The screens that are stealing childhood

30/05/2012 22:22
The screens that are stealing childhood

I’m not a Luddite, I utilise a blog for goodness sake. However I’m not three years old either. I can make a choice about when to use tech to fulfil my work or leisure purposes. I didn’t have tech introduced to me as a recreational pastime nor is my adoption and use of it tacitally encouraged by a peer group. As I’ve said before, I do recognise that we live in a world that increasingly requires computer literacy as a basic vehicle for material success, however as I have repeatedly blogged* before, the unregulated introduction of tech to children from an early age is creating a false reality and rather than joining them with their communities is further isolating them from the peers that they (with their parents facilitation) are striving to be like.  The article is interesting, but I was also intrigued by the comments below the actual article. They are definitely worth a look.
*Getting out of the box
Jury is still out, but iPads may put the pen to the sword
Is iPad an educational tool or a lifestyle addiction?
The Interweb: Font of all knowledge.
Selling U crap you just don’t need
iPadding toddlers: When is it too soon?
 Excerpts below -the full article can be read from the link above

Parents need to be vigilant about the effects of constant stimulation, writes Andrew Stevenson

Take a look around you and, in cars, shopping centres and restaurants, chances are you’ll find young children engrossed, not in the world around them, but in their new digital reality.

Australians have smartphones and tablet computers gripped in their sweaty embrace, adopting the new internet-enabled technology as the standard operating platform for their lives, at work, home and play.

But it is not only adults who are on the iWay to permanent connection. As parents readily testify, many children don’t just use the devices, they are consumed by them.

”These devices have an almost obsessive pull towards them,” says Larry Rosen, professor of psychology at California State University and author of iDisorder: Understanding Our Obsession with Technology and Overcoming its Hold on Us.

”How can you expect the world to compete with something like an iPad3 with a high-definition screen, clear video and lots of interactivity? How can anything compete with that? There’s certainly no toy that can.

”Even old people like me can’t stop themselves from tapping their pocket to make sure their iPhone is there.
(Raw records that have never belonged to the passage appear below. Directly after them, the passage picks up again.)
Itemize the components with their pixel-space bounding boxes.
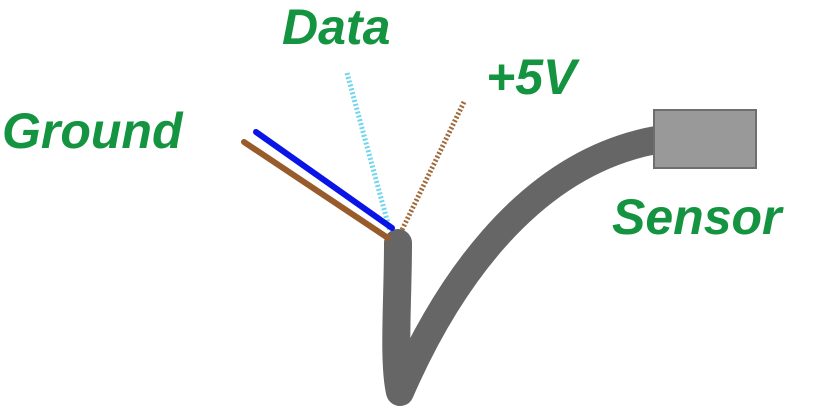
data-label: Data xyxy=(282,0,391,55)
cable-split-cap xyxy=(384,232,412,244)
sensor-body xyxy=(653,109,757,169)
ground-label: Ground xyxy=(2,103,183,159)
data-wire xyxy=(344,72,393,232)
brown-wire xyxy=(241,139,391,241)
plus5v-label: +5V xyxy=(486,49,577,105)
sensor-cable xyxy=(382,126,670,406)
sensor-label: Sensor xyxy=(612,189,782,245)
plus5v-wire xyxy=(399,100,467,232)
ground-wire xyxy=(253,129,395,231)
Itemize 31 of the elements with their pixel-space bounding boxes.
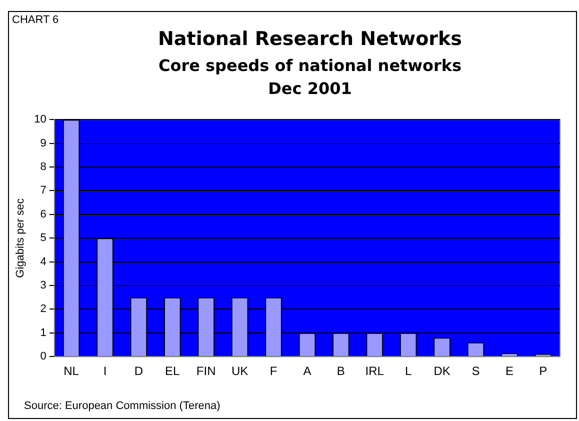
chart-subtitle: Core speeds of national networks Dec 2001	[157, 55, 463, 100]
y-tick-label: 8	[40, 161, 46, 174]
x-tick-label: FIN	[196, 364, 216, 378]
x-tick-label: IRL	[365, 364, 384, 378]
y-tick-label: 4	[40, 256, 46, 268]
x-tick-label: A	[303, 364, 312, 378]
x-tick-label: E	[505, 364, 514, 378]
y-tick-label: 10	[34, 114, 46, 126]
caption: CHART 6	[12, 14, 59, 26]
x-tick-label: DK	[434, 364, 450, 378]
y-tick-label: 0	[40, 350, 46, 363]
y-tick-label: 5	[40, 232, 46, 244]
x-tick-label: S	[472, 364, 480, 378]
y-tick-label: 2	[40, 303, 46, 316]
y-tick-label: 6	[40, 208, 46, 220]
y-tick-label: 3	[40, 280, 46, 292]
x-tick-label: L	[404, 364, 412, 378]
x-tick-label: NL	[64, 364, 80, 378]
x-tick-label: EL	[165, 364, 180, 378]
x-tick-label: UK	[231, 364, 248, 378]
source-note: Source: European Commission (Terena)	[24, 400, 220, 412]
y-tick-label: 1	[40, 326, 46, 339]
chart-title: National Research Networks	[157, 28, 463, 50]
x-tick-label: F	[270, 364, 278, 378]
y-axis-title: Gigabits per sec	[14, 198, 27, 278]
x-tick-label: D	[134, 364, 144, 378]
y-tick-label: 7	[40, 184, 46, 197]
x-tick-label: I	[103, 364, 107, 378]
y-tick-label: 9	[40, 137, 46, 150]
x-tick-label: B	[336, 364, 345, 378]
x-tick-label: P	[539, 364, 548, 378]
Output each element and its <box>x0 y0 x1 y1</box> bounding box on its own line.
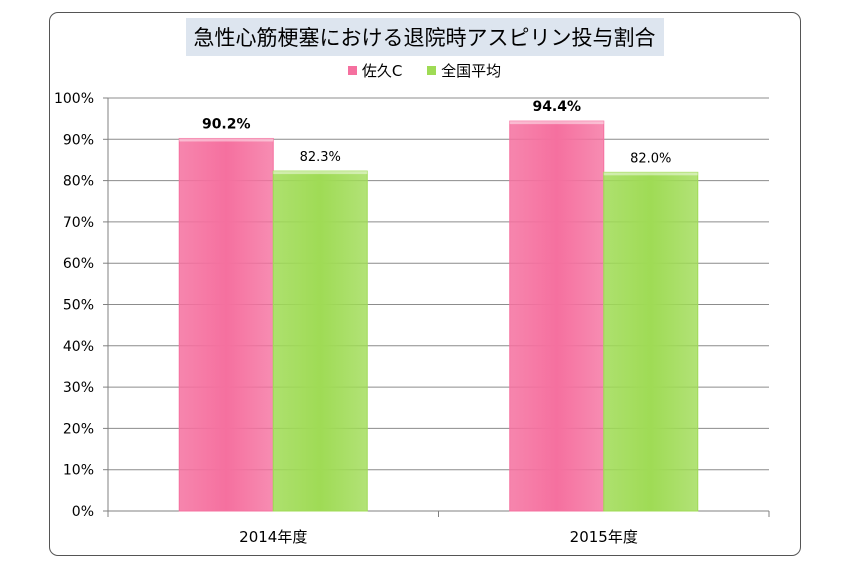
data-label: 82.3% <box>300 150 341 165</box>
legend-label-series-1: 佐久C <box>361 62 403 80</box>
y-tick-label: 50% <box>63 298 94 314</box>
y-tick-label: 60% <box>63 256 94 272</box>
y-tick-label: 20% <box>63 421 94 437</box>
legend-swatch-series-2 <box>427 66 437 75</box>
legend: 佐久C 全国平均 <box>0 60 849 81</box>
y-tick-label: 40% <box>63 339 94 355</box>
bar-highlight <box>273 171 368 175</box>
bar <box>509 120 605 512</box>
y-tick-label: 70% <box>63 215 94 231</box>
bar-highlight <box>179 138 274 142</box>
bar <box>178 137 274 512</box>
x-category-label: 2015年度 <box>570 528 638 546</box>
title-wrap: 急性心筋梗塞における退院時アスピリン投与割合 <box>0 18 849 56</box>
data-label: 82.0% <box>630 151 671 166</box>
chart-title: 急性心筋梗塞における退院時アスピリン投与割合 <box>185 18 664 56</box>
legend-swatch-series-1 <box>347 66 357 75</box>
y-tick-label: 100% <box>54 91 94 107</box>
bar-highlight <box>509 121 604 125</box>
legend-item-series-2: 全国平均 <box>427 60 501 81</box>
y-tick-label: 80% <box>63 174 94 190</box>
y-tick-label: 30% <box>63 380 94 396</box>
bar <box>272 170 368 512</box>
bar-highlight <box>603 172 698 176</box>
bar <box>603 171 699 512</box>
y-tick-label: 10% <box>63 463 94 479</box>
legend-label-series-2: 全国平均 <box>441 62 502 80</box>
data-label: 90.2% <box>202 116 251 132</box>
data-label: 94.4% <box>532 99 581 115</box>
x-category-label: 2014年度 <box>239 528 307 546</box>
legend-item-series-1: 佐久C <box>347 60 403 81</box>
y-tick-label: 0% <box>72 504 94 520</box>
y-tick-label: 90% <box>63 132 94 148</box>
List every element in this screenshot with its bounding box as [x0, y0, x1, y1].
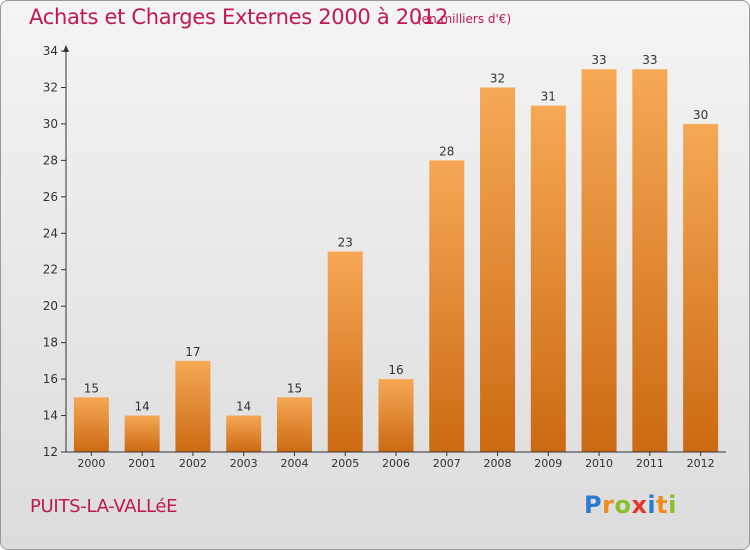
value-label-2012: 30 — [693, 108, 708, 122]
value-label-2011: 33 — [642, 53, 657, 67]
value-label-2001: 14 — [135, 400, 150, 414]
logo-letter: x — [631, 491, 648, 519]
value-label-2003: 14 — [236, 400, 251, 414]
x-tick-label-2001: 2001 — [128, 457, 156, 470]
x-tick-label-2003: 2003 — [230, 457, 258, 470]
y-tick-label-20: 20 — [43, 299, 58, 313]
logo-letter: o — [614, 491, 632, 519]
x-tick-label-2011: 2011 — [636, 457, 664, 470]
bar-2010 — [581, 69, 617, 453]
value-label-2007: 28 — [439, 144, 454, 158]
bar-2012 — [683, 123, 719, 452]
y-tick-label-26: 26 — [43, 190, 58, 204]
y-tick-label-34: 34 — [43, 44, 58, 58]
value-label-2006: 16 — [388, 363, 403, 377]
logo-letter: r — [602, 491, 615, 519]
commune-name: PUITS-LA-VALLéE — [30, 496, 178, 517]
x-tick-label-2009: 2009 — [534, 457, 562, 470]
y-tick-label-12: 12 — [43, 445, 58, 459]
x-tick-label-2000: 2000 — [77, 457, 105, 470]
x-tick-label-2008: 2008 — [484, 457, 512, 470]
x-tick-label-2006: 2006 — [382, 457, 410, 470]
logo-letter: t — [656, 491, 669, 519]
proxiti-logo: Proxiti — [584, 491, 677, 519]
bar-2009 — [530, 105, 566, 452]
y-tick-label-32: 32 — [43, 80, 58, 94]
y-tick-label-28: 28 — [43, 153, 58, 167]
value-label-2009: 31 — [541, 90, 556, 104]
bar-2001 — [124, 415, 160, 452]
bar-2005 — [327, 251, 363, 452]
x-tick-label-2007: 2007 — [433, 457, 461, 470]
value-label-2000: 15 — [84, 381, 99, 395]
y-tick-label-24: 24 — [43, 226, 58, 240]
bar-2003 — [226, 415, 262, 452]
bar-2002 — [175, 360, 211, 452]
x-tick-label-2005: 2005 — [331, 457, 359, 470]
x-tick-label-2002: 2002 — [179, 457, 207, 470]
bar-2008 — [480, 87, 516, 453]
x-tick-label-2012: 2012 — [687, 457, 715, 470]
chart-subtitle: (en milliers d'€) — [417, 12, 512, 26]
value-label-2008: 32 — [490, 71, 505, 85]
logo-letter: i — [668, 491, 677, 519]
y-tick-label-22: 22 — [43, 263, 58, 277]
value-label-2010: 33 — [591, 53, 606, 67]
bar-2007 — [429, 160, 465, 452]
bar-2006 — [378, 379, 414, 452]
y-tick-label-16: 16 — [43, 372, 58, 386]
logo-letter: i — [647, 491, 657, 519]
y-tick-label-30: 30 — [43, 117, 58, 131]
x-tick-label-2004: 2004 — [280, 457, 308, 470]
chart-title: Achats et Charges Externes 2000 à 2012 — [29, 5, 449, 29]
y-tick-label-14: 14 — [43, 409, 58, 423]
y-tick-label-18: 18 — [43, 336, 58, 350]
bar-2004 — [276, 397, 312, 452]
bar-2011 — [632, 69, 668, 453]
value-label-2004: 15 — [287, 381, 302, 395]
y-axis-arrow — [63, 45, 69, 52]
x-tick-label-2010: 2010 — [585, 457, 613, 470]
logo-letter: P — [584, 491, 603, 519]
bar-2000 — [73, 397, 109, 452]
value-label-2002: 17 — [185, 345, 200, 359]
value-label-2005: 23 — [338, 236, 353, 250]
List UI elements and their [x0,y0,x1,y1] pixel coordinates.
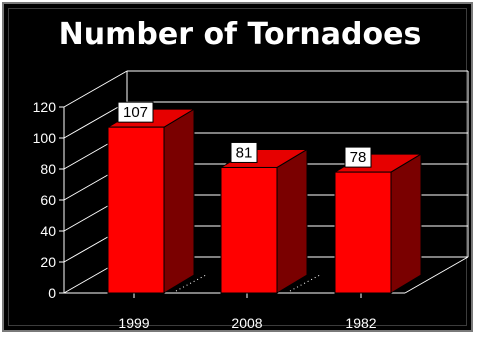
y-tick-label: 40 [40,223,56,239]
y-tick-label: 60 [40,192,56,208]
x-tick-label: 2008 [231,315,262,331]
data-label: 107 [123,104,148,121]
data-label: 81 [236,144,253,161]
y-tick-label: 80 [40,161,56,177]
bar-2008 [219,148,309,294]
data-label: 78 [350,149,367,166]
data-label-box [344,146,372,168]
bar-side [163,108,195,294]
chart-title: Number of Tornadoes [59,17,422,52]
bar-1982 [333,153,423,294]
axis-layer: 0 20 40 60 80 100 120 1999 2008 1982 [33,99,405,331]
y-tick-label: 120 [33,99,57,115]
bar-front [107,126,165,294]
floor-right-edge [404,256,469,294]
bar-1999 [106,108,196,294]
data-label-box [117,101,154,123]
bar-side [390,153,422,294]
data-label-box [230,141,258,163]
labels-layer: 107 81 78 [117,101,372,168]
chart-inner-border [8,8,467,326]
gridline-left-wall [63,70,128,108]
bar-front [220,166,278,294]
y-tick-label: 100 [33,130,57,146]
bar-side [276,148,308,294]
gridline-left-wall [63,101,128,139]
floor-divider [175,274,207,292]
floor-divider [289,274,321,292]
bars-layer [106,108,423,294]
y-tick-label: 0 [48,285,56,301]
bar-front [334,171,392,294]
x-tick-label: 1982 [345,315,376,331]
y-tick-label: 20 [40,254,56,270]
x-tick-label: 1999 [118,315,149,331]
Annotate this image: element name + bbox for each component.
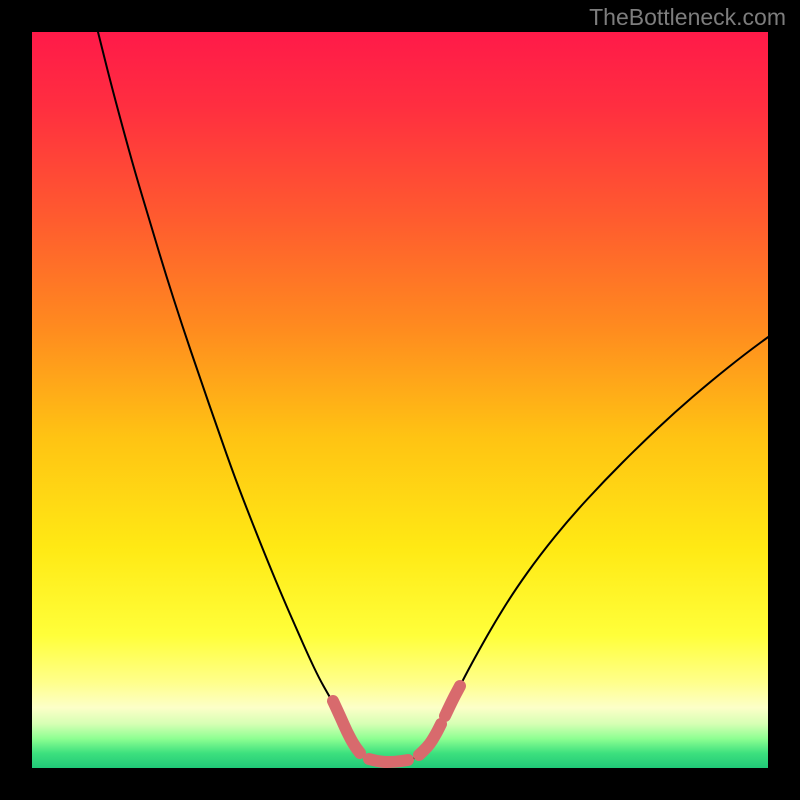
optimal-range-segment-2 [419, 724, 441, 755]
plot-border [16, 16, 784, 784]
optimal-range-segment-1 [369, 759, 408, 762]
optimal-range-segment-3 [445, 686, 460, 716]
watermark-text: TheBottleneck.com [589, 4, 786, 31]
chart-overlay [0, 0, 800, 800]
bottleneck-curve [92, 8, 792, 762]
optimal-range-segment-0 [333, 701, 360, 753]
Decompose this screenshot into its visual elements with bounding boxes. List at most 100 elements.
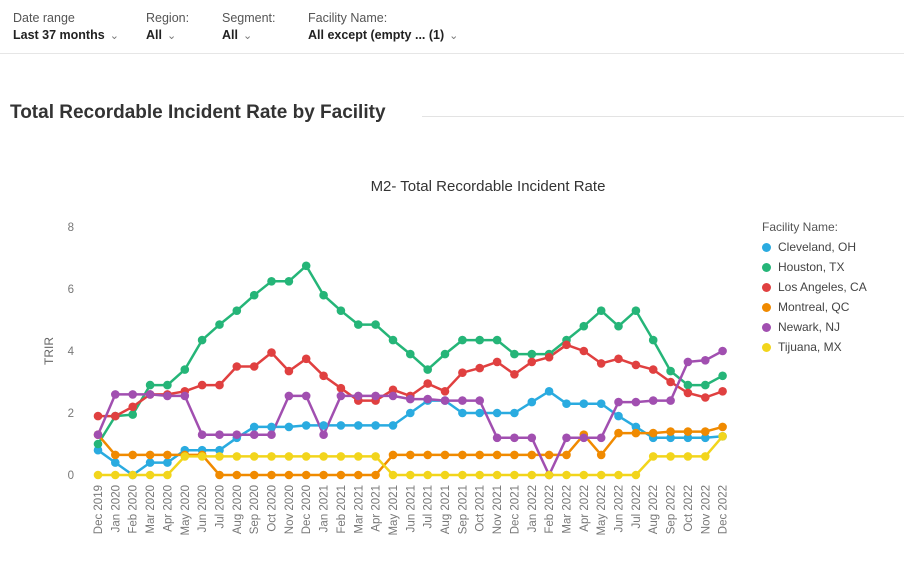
legend-item[interactable]: Los Angeles, CA bbox=[762, 280, 867, 294]
data-point[interactable] bbox=[527, 357, 537, 367]
data-point[interactable] bbox=[301, 421, 311, 430]
data-point[interactable] bbox=[701, 393, 710, 402]
data-point[interactable] bbox=[284, 452, 294, 461]
data-point[interactable] bbox=[388, 335, 398, 345]
data-point[interactable] bbox=[458, 470, 467, 480]
data-point[interactable] bbox=[406, 470, 415, 480]
data-point[interactable] bbox=[197, 452, 207, 461]
data-point[interactable] bbox=[371, 421, 380, 430]
filter-facility-name[interactable]: Facility Name: All except (empty ... (1)… bbox=[308, 10, 458, 45]
legend-item[interactable]: Montreal, QC bbox=[762, 300, 849, 314]
data-point[interactable] bbox=[544, 450, 554, 460]
data-point[interactable] bbox=[440, 387, 450, 396]
data-point[interactable] bbox=[301, 354, 311, 364]
data-point[interactable] bbox=[683, 357, 693, 367]
data-point[interactable] bbox=[128, 390, 137, 399]
data-point[interactable] bbox=[93, 411, 103, 421]
data-point[interactable] bbox=[128, 470, 137, 480]
data-point[interactable] bbox=[145, 380, 155, 390]
data-point[interactable] bbox=[180, 391, 190, 401]
data-point[interactable] bbox=[406, 349, 415, 359]
data-point[interactable] bbox=[301, 470, 311, 480]
data-point[interactable] bbox=[319, 452, 328, 461]
data-point[interactable] bbox=[111, 450, 120, 460]
data-point[interactable] bbox=[701, 380, 710, 390]
data-point[interactable] bbox=[215, 320, 224, 329]
data-point[interactable] bbox=[683, 427, 693, 436]
data-point[interactable] bbox=[388, 421, 398, 430]
data-point[interactable] bbox=[579, 433, 589, 443]
data-point[interactable] bbox=[354, 452, 363, 461]
data-point[interactable] bbox=[701, 433, 710, 443]
data-point[interactable] bbox=[128, 402, 137, 412]
data-point[interactable] bbox=[388, 470, 398, 480]
data-point[interactable] bbox=[458, 450, 467, 460]
data-point[interactable] bbox=[301, 391, 311, 401]
data-point[interactable] bbox=[111, 458, 120, 467]
data-point[interactable] bbox=[145, 458, 155, 467]
data-point[interactable] bbox=[562, 450, 571, 460]
data-point[interactable] bbox=[197, 335, 207, 345]
data-point[interactable] bbox=[492, 450, 502, 460]
data-point[interactable] bbox=[631, 428, 641, 438]
legend-item[interactable]: Cleveland, OH bbox=[762, 240, 856, 254]
data-point[interactable] bbox=[249, 430, 259, 440]
data-point[interactable] bbox=[492, 408, 502, 418]
data-point[interactable] bbox=[666, 427, 675, 436]
data-point[interactable] bbox=[284, 422, 294, 432]
data-point[interactable] bbox=[354, 391, 363, 401]
data-point[interactable] bbox=[354, 320, 363, 329]
data-point[interactable] bbox=[423, 450, 433, 460]
data-point[interactable] bbox=[562, 340, 571, 350]
data-point[interactable] bbox=[579, 346, 589, 356]
data-point[interactable] bbox=[510, 349, 519, 359]
data-point[interactable] bbox=[111, 411, 120, 421]
data-point[interactable] bbox=[215, 470, 224, 480]
data-point[interactable] bbox=[128, 410, 137, 419]
data-point[interactable] bbox=[718, 346, 727, 356]
data-point[interactable] bbox=[614, 354, 623, 364]
data-point[interactable] bbox=[648, 335, 658, 345]
data-point[interactable] bbox=[423, 394, 433, 404]
data-point[interactable] bbox=[648, 365, 658, 374]
data-point[interactable] bbox=[267, 430, 276, 440]
data-point[interactable] bbox=[232, 362, 242, 371]
data-point[interactable] bbox=[423, 379, 433, 388]
data-point[interactable] bbox=[388, 391, 398, 401]
data-point[interactable] bbox=[215, 430, 224, 440]
data-point[interactable] bbox=[163, 380, 172, 390]
data-point[interactable] bbox=[458, 368, 467, 378]
filter-dropdown[interactable]: All ⌄ bbox=[146, 26, 189, 45]
legend-item[interactable]: Tijuana, MX bbox=[762, 340, 842, 354]
data-point[interactable] bbox=[319, 290, 328, 300]
data-point[interactable] bbox=[267, 452, 276, 461]
data-point[interactable] bbox=[232, 306, 242, 316]
data-point[interactable] bbox=[145, 450, 155, 460]
legend-item[interactable]: Houston, TX bbox=[762, 260, 844, 274]
data-point[interactable] bbox=[284, 391, 294, 401]
data-point[interactable] bbox=[406, 408, 415, 418]
data-point[interactable] bbox=[93, 430, 103, 440]
data-point[interactable] bbox=[596, 470, 606, 480]
data-point[interactable] bbox=[319, 421, 328, 430]
data-point[interactable] bbox=[579, 321, 589, 331]
data-point[interactable] bbox=[336, 421, 346, 430]
data-point[interactable] bbox=[111, 390, 120, 399]
data-point[interactable] bbox=[301, 261, 311, 271]
data-point[interactable] bbox=[232, 452, 242, 461]
data-point[interactable] bbox=[510, 450, 519, 460]
data-point[interactable] bbox=[492, 357, 502, 367]
data-point[interactable] bbox=[475, 335, 485, 345]
data-point[interactable] bbox=[371, 320, 380, 329]
data-point[interactable] bbox=[93, 445, 103, 455]
data-point[interactable] bbox=[544, 352, 554, 362]
data-point[interactable] bbox=[683, 388, 693, 398]
data-point[interactable] bbox=[197, 430, 207, 440]
data-point[interactable] bbox=[354, 421, 363, 430]
data-point[interactable] bbox=[631, 470, 641, 480]
data-point[interactable] bbox=[527, 349, 537, 359]
data-point[interactable] bbox=[683, 452, 693, 461]
data-point[interactable] bbox=[284, 277, 294, 286]
data-point[interactable] bbox=[232, 470, 242, 480]
data-point[interactable] bbox=[492, 335, 502, 345]
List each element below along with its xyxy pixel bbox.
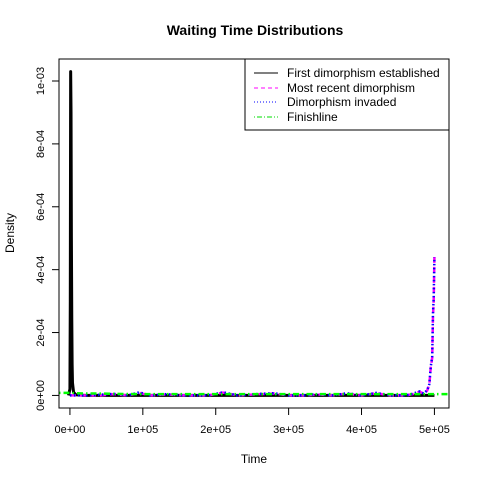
x-tick-label: 3e+05 [273,424,304,436]
y-tick-label: 8e-04 [35,130,47,158]
y-tick-label: 4e-04 [35,256,47,284]
x-tick-label: 5e+05 [419,424,450,436]
series-line-finishline [59,391,449,396]
series-line-invaded [69,257,436,397]
series-line-most-recent [69,257,436,397]
y-tick-label: 6e-04 [35,193,47,221]
y-tick-label: 1e-03 [35,67,47,95]
legend: First dimorphism established Most recent… [244,58,450,131]
legend-box [244,58,450,131]
y-tick-label: 2e-04 [35,318,47,346]
x-tick-label: 4e+05 [346,424,377,436]
legend-label-invaded: Dimorphism invaded [287,95,396,109]
x-tick-label: 2e+05 [200,424,231,436]
y-axis: 0e+00 2e-04 4e-04 6e-04 8e-04 1e-03 [35,67,60,411]
y-tick-label: 0e+00 [35,380,47,411]
x-axis: 0e+00 1e+05 2e+05 3e+05 4e+05 5e+05 [54,407,450,436]
x-axis-label: Time [241,452,268,466]
x-tick-label: 1e+05 [127,424,158,436]
series-layer [59,70,449,397]
legend-label-most-recent: Most recent dimorphism [287,81,415,95]
legend-label-first-dimorphism: First dimorphism established [287,66,440,80]
x-tick-label: 0e+00 [54,424,85,436]
legend-label-finishline: Finishline [287,110,338,124]
chart-title: Waiting Time Distributions [167,22,344,38]
y-axis-label: Density [3,213,17,253]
Imagine a teenager, even a pre-teen, who’s grown up with these devices attached at the hip 24/7 and you end up with what I think is a problem.”

The technology has been absorbed so comprehensively that the jury on the potential impact on young people is not just out, it’s yet to be empanelled.

”The million-dollar question is whether there are risks in the transfer of real time to online time and the answer is that we just don’t know,” says Andrew Campbell, a child and adolescent psychologist.

…..Parents used to worry only about TV use. Now school students’ screen use may begin at home with TV in the morning, continue with interactive whiteboards, laptops and computers in class, smartphones at lunch and on the bus, and continue at home with TV, computer, phone and tablet. Wayne Warburton, a psychologist at Macquarie University, says US studies show that beyond the school gates, teenagers are using screens or listening to music for more than 7½ hours a day. In Australia it is more than five hours and rising.

Authoritative standards on appropriate levels of use are limited. The American Academy of Paediatrics recommends parents discourage TV for children under two and limit screen time for older children to less than two hours a day.

The guidelines, says Professor Rosen, are ”ludicrous” but the need for them and constant communication with young people about technology and how they use it, remains. ”It’s no longer OK to start talking to your kids about technology when they’re in their teens. You have to start talking to them about it as soon as you hand them your iPhone or let them watch television or Skype with grandma,” he says.

He suggests a ratio of screen time to other activities of 1:5 for very young children, 1:1 for pre-teens and 5:1 for teenagers. Parents should have weekly talks with their children from the start, looking for signs of obsession, addiction and lack of attention.

…..”Parents say to me they would love to put some limits on their kids’ media use but that it is so much a part of their identity – playing the same games as their friends, being involved with the same media – that they feel they would be losing friends, losing identity and having problems if they didn’t have access,” he says.